I’ve done Amtrak’s Auto Train from northern VA down to Florida, which was my first train journey, and I hated it, but I think that was because I was 14 years old and on a family vacation and was bound and determined not to like it*. I did realize that it beat the hell out of driving.
I’ve gone from Philly to Cleveland and back a handful of times, a trip my family generally drives every year. The train was great, particularly when I went just with my mom. We’re both the type of people who are quite content to just sit and read or watch the scenery go by, and on one trip we met the most delightfully odd Italian guy. He was seated across the aisle from us, and had a paper grocery sack with him. It was, apparently, full of food, and for the entire ~13 trip, the guy was eating. He seriously had an entire loaf of bread, big hunks of sausage and salami and other portable meats, cheeses, fresh fruit, even a bottle of wine. At one point he offered to share with my mother and I, saying (and I swear this is true) that “fine food is only fine in the company of fine women,” which made my fifty-something mother just about die laughing, and 15-year-old me turned bright red.
Of course, on one of those return trips from Ohio, our train was delayed because of track problems or something, and so instead of getting in around 10 PM or whenever we were supposed to, we got in at 2 AM - and my father, who was supposed to pick us up at the train station, had apparently fallen asleep at home. We had to call him three times to wake him, and then obviously wait for him to get there. Luckily, 30th Street Station is one of those great big stations that dates back to the glory days of rail travel; I still think there’s a certain poetry to those places during their barely-used hours. I haven’t been there in years but last time I did they still had one of those analog signs that goes clackclackclack as it updates, which for some reason I find absolutely delightful.
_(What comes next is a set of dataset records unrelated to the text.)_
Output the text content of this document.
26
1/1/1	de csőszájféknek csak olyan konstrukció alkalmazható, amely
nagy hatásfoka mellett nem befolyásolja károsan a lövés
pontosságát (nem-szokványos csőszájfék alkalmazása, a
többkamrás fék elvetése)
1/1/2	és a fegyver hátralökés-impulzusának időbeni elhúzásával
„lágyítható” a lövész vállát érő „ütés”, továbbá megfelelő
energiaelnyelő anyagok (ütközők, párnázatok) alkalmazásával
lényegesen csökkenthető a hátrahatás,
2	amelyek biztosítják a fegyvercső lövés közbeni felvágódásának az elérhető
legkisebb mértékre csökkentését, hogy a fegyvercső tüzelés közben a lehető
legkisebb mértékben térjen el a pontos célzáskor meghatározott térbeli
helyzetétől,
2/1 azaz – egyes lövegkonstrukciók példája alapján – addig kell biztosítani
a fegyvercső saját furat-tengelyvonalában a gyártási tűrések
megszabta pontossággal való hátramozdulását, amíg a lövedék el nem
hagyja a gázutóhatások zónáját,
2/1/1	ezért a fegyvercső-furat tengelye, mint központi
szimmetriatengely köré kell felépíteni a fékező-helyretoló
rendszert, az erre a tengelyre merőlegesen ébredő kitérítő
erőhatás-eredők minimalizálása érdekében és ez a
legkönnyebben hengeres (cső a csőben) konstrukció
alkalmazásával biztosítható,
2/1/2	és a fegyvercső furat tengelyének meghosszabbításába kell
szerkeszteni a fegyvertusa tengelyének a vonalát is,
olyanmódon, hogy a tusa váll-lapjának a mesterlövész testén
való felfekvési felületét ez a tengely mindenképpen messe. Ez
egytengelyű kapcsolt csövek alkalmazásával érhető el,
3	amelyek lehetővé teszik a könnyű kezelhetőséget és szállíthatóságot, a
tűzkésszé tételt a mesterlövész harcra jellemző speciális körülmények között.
This past summer, I found a really cheap round-trip train ticket to go from Albuquerque to go visit my sister in LA. It’s about a 16 hour trip. I spent most of it in the lounge car with a bunch of college kids who were headed home for the summer, who’d been on since Chicago (about 24 hours by the time I boarded). Particularly out west, the train goes through pretty much nothing but podunk little towns - it came up that this trip, from Chicago out to LA - used to be glamorous and exciting and high adventure, and towns like Gallup and Winslow used to be the next frontier. Even though I didn’t sleep much, I still felt fairly fresh in the morning when we got to LA, and part of that was the just the ability to go to the restroom, change, wash my face, etc, before even getting there. And oh, the sunset, as you’re rumbling through the Arizona desert, in the observation car…amazing.
One fun thing is that, in every Amtrak trip I’ve taken, I don’t think I’ve ever met a snack car attendant who was under the age of, say, 60. It seemed like they’ve all been working for railroads for easily twice the time I’ve been alive, and if you take the time to chat with them, they seem more than willing to tell some young punk like myself about when rail travel was classy - none of this buying a Cup of Noodles for dinner, but everyone ate in the dining car, with a white tablecloth and polished candlesticks, as the desert rolled by…
Yeah, there’s something fantastic about rail travel. It might not be as glamorous as it once was, but it’s still great.
*In my defense, it wasn’t so much a family vacation as “your sister wants to look at all these schools in the deep south (for unfathomable reasons). You have to come.”